Seriously, many of these players, who are marquee names for the various franchisees in the TNPL, have been chosen for the ongoing Duleep Trophy, which they have been ordered to give priority to. So does this mean the Duleep Trophy, being a longer version of the game, is being given the right amount of prominence by the BCCI? Well, it is debatable whether the mandarins in the BCCI actually know under which format the Duleep Trophy tournament is being played. Left to themselves, they would trade Duleep Trophy for a T20 tournament between India and Sri Lanka in Outer Mongolia. The BCCI wants the selected TN players to focus on the Duleep Trophy (and not the TNPL) because the TNPL is a T20 tournament that is organised by the company owned by N Srinivasan, who is now a persona non grata in BCCI administration. If tomorrow — and you can’t rule this out — Srinivasan is back in favour, these same players would be asked to focus on the TNPL even over national duties. And they would. Cricketers, in general, are Indian sports’ performing fleas.
Be them as they may, TNPL, through the 8-team cricket league, hopes to provide TN districts the pride of owning T20 franchisees with absolutely laughable names. Granted this naming business is tricky, and world over, across sports, teams end up having funny names. Still, to christen a team from Dindigul as ‘Dragons’ is extremely silly, unless otherwise it has reached the stage where Dindigul locks are now actually Chinese-made.
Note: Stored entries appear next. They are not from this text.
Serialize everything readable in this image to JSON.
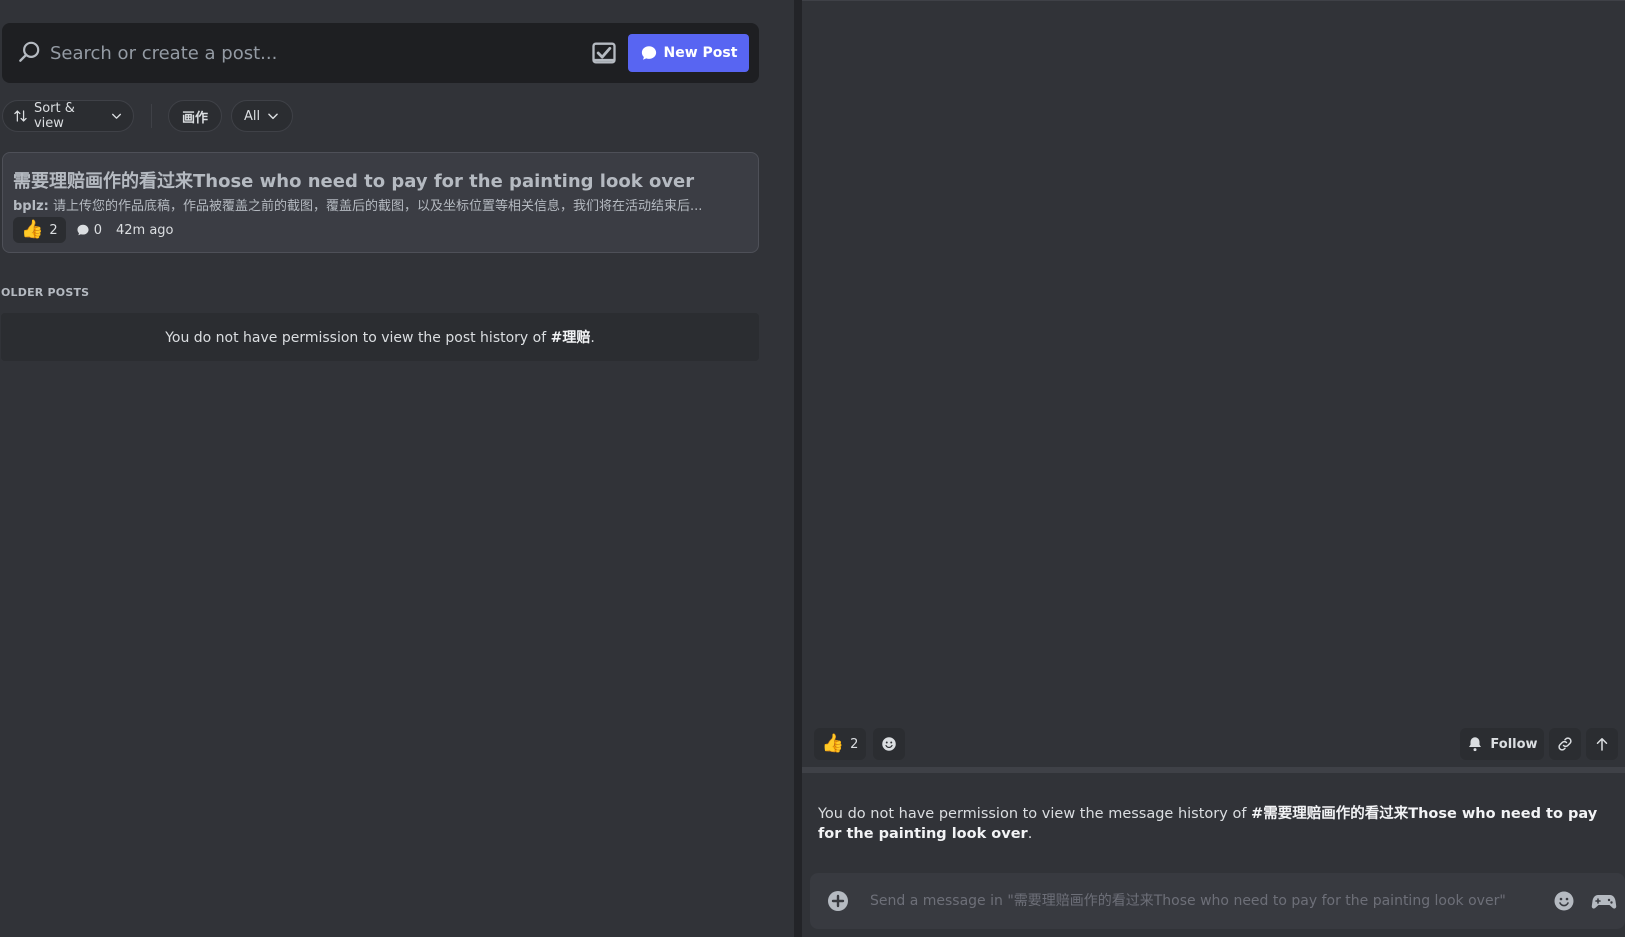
{
  "forum": {
    "search_placeholder": "Search or create a post...",
    "new_post_label": "New Post",
    "filters": {
      "sort_label": "Sort & view",
      "tag_label": "画作",
      "all_label": "All"
    },
    "post": {
      "title": "需要理赔画作的看过来Those who need to pay for the painting look over",
      "author": "bplz:",
      "preview": " 请上传您的作品底稿，作品被覆盖之前的截图，覆盖后的截图，以及坐标位置等相关信息，我们将在活动结束后...",
      "reaction_count": "2",
      "comment_count": "0",
      "time_ago": "42m ago"
    },
    "older_heading": "OLDER POSTS",
    "older_message": {
      "prefix": "You do not have permission to view the post history of ",
      "channel": "#理赔",
      "suffix": "."
    }
  },
  "thread": {
    "reaction_count": "2",
    "follow_label": "Follow",
    "message": {
      "prefix": "You do not have permission to view the message history of ",
      "channel": "#需要理赔画作的看过来Those who need to pay for the painting look over",
      "suffix": "."
    },
    "composer_placeholder": "Send a message in \"需要理赔画作的看过来Those who need to pay for the painting look over\""
  },
  "icons": {
    "search": "search-icon",
    "checklist": "checklist-icon",
    "chat": "chat-bubble-icon",
    "sort": "sort-arrows-icon",
    "chevron": "chevron-down-icon",
    "thumbs_up": "thumbs-up-emoji",
    "comment": "comment-icon",
    "add_reaction": "add-reaction-icon",
    "bell": "bell-icon",
    "link": "link-icon",
    "arrow_up": "arrow-up-icon",
    "plus": "plus-circle-icon",
    "emoji": "emoji-icon",
    "gamepad": "gamepad-icon"
  },
  "colors": {
    "background": "#313338",
    "sidebar_dark": "#1e1f22",
    "accent": "#5865f2",
    "card": "#3b3d44",
    "chip": "#2b2d31",
    "text": "#dbdee1",
    "muted": "#949ba4"
  }
}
My home town Madurai has rightfully gone for the title ‘Super Giants’ based on the fact that every other stupid cliche in the business has already been taken. No wait. Apparently, there was one another stupid title and was promptly taken by Chennai. It is, of course, ‘Super Gillies‘. In general, if ever there is a moratorium on the use of words like ‘Kings’, ‘Warriors’ and ‘Super’, a lot of franchisee-based leagues would come unstuck.
As we wind up it is also being speculated that based on the success of the TNPL, T20 leagues can get even more micro. In that there can be an in-city tournaments with franchisees being carved out of individual neighbourhoods. In which case, I would want to own a franchise for my area in Chennai, and I am calling dibs on the name Virugambakkam Vikings (coach: Mark and Steve Waugh’s younger brother).
Whether we win the tournament or not, we are sure to get the support of sports journalists because we intend sending no messages.